Selon eux, « les peines qui provoquent des douleurs ou des souffrances graves, au-delà des préjudices inhérents aux sanctions légales, violent probablement la Convention contre la torture à laquelle les États-Unis sont partie, et l’Ensemble de principes pour la protection de toutes les personnes soumises à une forme quelconque de détention ». ou un emprisonnement garantissant qu’aucun détenu ne sera soumis à des expérimentations médicales ou scientifiques susceptibles de nuire à sa santé.
Ils auraient également pu citer le Deuxième Protocole facultatif au Pacte international relatif aux droits civils et politiques (PIDCP) qui, lors de son adoption en 1991, appelait à l’abolition totale de la peine capitale.
Comme le note un communiqué de presse du Haut-Commissariat des Nations Unies aux droits de l’homme, les quatre responsables de l’ONU ont « fait appel aux autorités fédérales et étatiques des États-Unis et de l’État de l’Alabama pour qu’elles arrêtent l’exécution de Kenneth Smith et de toute autre personne devant être exécutée de cette manière ». .» Leur déclaration et leur appel ont fait la une des journaux ici et à l’étranger.
Mais ce ne sont pas les seules personnes extérieures aux États-Unis à exprimer leurs inquiétudes concernant l’exécution de Smith. La Communauté de Sant’Egidio, basée à Rome, une association laïque catholique dédiée au service social et à la promotion de la dignité humaine, a pesé en novembre dernier.

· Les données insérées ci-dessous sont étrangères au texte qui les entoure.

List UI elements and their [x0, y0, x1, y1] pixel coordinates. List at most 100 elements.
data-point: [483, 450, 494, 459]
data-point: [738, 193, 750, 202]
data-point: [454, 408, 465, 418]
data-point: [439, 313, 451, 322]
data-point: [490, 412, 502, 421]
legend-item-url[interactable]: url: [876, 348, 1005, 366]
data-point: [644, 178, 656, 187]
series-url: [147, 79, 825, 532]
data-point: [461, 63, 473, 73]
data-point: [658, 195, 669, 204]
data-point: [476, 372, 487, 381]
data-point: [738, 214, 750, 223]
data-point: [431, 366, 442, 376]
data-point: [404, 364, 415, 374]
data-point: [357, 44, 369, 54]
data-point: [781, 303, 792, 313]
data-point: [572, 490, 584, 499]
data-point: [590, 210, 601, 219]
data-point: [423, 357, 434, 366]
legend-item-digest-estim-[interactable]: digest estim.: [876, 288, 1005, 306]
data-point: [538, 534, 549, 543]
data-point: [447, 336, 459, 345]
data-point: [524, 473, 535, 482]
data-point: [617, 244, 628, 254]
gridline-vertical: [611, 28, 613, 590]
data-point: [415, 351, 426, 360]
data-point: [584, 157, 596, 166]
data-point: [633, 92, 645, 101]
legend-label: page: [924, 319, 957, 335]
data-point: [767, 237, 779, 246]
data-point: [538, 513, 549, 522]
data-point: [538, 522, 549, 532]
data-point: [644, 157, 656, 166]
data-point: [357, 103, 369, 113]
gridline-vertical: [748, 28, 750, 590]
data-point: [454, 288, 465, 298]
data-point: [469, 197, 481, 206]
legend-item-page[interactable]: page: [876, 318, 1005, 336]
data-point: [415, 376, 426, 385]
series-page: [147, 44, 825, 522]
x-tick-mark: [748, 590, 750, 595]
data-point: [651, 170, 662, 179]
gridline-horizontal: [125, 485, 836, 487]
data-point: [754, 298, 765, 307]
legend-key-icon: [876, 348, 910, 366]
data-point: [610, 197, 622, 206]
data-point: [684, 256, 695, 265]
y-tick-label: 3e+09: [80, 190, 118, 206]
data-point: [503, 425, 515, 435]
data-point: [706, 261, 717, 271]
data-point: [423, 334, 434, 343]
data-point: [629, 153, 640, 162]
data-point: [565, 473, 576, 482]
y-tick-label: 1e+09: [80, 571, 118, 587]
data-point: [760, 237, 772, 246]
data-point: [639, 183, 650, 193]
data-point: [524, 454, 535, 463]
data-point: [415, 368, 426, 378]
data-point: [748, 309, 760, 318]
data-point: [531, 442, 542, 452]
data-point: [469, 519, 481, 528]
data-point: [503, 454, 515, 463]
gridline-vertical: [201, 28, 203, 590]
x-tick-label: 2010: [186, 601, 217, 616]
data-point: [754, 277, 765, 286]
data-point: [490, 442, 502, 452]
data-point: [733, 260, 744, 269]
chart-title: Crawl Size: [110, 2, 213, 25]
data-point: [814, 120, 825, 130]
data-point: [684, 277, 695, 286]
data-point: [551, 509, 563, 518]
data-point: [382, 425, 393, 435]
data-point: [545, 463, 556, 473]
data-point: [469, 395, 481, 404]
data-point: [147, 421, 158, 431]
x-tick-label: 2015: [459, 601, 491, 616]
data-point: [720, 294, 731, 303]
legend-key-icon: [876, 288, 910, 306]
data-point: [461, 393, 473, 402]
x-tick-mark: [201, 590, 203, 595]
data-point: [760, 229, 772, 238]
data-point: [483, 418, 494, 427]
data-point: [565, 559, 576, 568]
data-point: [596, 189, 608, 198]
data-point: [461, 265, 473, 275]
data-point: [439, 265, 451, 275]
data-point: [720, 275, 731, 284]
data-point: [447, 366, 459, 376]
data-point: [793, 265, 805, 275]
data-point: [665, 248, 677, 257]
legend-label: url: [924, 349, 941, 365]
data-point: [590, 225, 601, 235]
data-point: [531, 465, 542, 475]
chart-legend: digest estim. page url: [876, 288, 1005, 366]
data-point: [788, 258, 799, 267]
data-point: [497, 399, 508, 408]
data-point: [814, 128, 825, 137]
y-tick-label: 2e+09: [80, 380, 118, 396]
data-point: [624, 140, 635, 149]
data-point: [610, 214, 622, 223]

Il l’a fait « pour répondre à l’appel du pape François aux chrétiens d’œuvrer en faveur de l’abolition de la peine de mort à travers le monde ». Il invitait les gens à envoyer une pétition au gouverneur de l’Alabama.
Ce groupe catholique a spécifiquement ciblé le projet de l’Alabama d’utiliser l’hypoxie à l’azote, qui, selon lui, « est un gaz qui n’est pas autorisé même pour l’abattage des animaux, car il est inhumain ».
En outre, l’Union européenne formule depuis longtemps sa propre opposition au recours continu de l’Amérique à la peine de mort dans le langage des droits de l’homme internationaux. Comme le dit le texte : « La peine de mort viole le droit inaliénable à la vie et constitue le châtiment cruel, inhumain et dégradant par excellence. »
L’UE a également appelé les États de ce pays qui « continuent à pratiquer la peine capitale à établir un moratoire sur les exécutions, comme premier pas vers une abolition complète ».
À l’instar de l’ONU, de Sant’Egidio et de l’UE, l’éminent spécialiste de la peine de mort John Bessler affirme que le recours continu à la peine capitale par les États-Unis viole le droit international. Son argument s’applique avec une force particulière au cas de Kenneth Smith.
Bessler fait valoir son point de vue en comparant l’exécution à la torture. « Le droit international, dit-il, interdit la torture ». Comme il l’explique : « La définition moderne de la torture en vertu du droit international dit que la torture est le fait d’infliger une douleur ou des souffrances intenses, qu’elles soient physiques ou mentales, dans un but interdit tel que la punition. »
Bessler souligne que « la torture psychologique est une facette inextricable de la peine capitale » et que « tout débat sur la peine de mort devrait inclure l’argument selon lequel le traumatisme psychologique d’être sous le coup d’une condamnation à mort – sous la menace constante d’une exécution – devrait être pris en compte. être pris en compte parallèlement au risque de douleur physique que comportent les exécutions.
Si jamais quelqu’un avait subi le genre de torture et de traumatisme décrit par Bessler, ce serait sûrement Kenneth Smith qui, après avoir survécu à une tentative d’exécution utilisant une méthode peu fiable (injection mortelle), doit maintenant envisager de devenir un cobaye humain alors que l’Alabama en essaie une autre. .
Le monde entier sera témoin du déroulement de cette expérience cruelle. Beaucoup, ici et à l’étranger, seront consternés si ce projet se concrétise.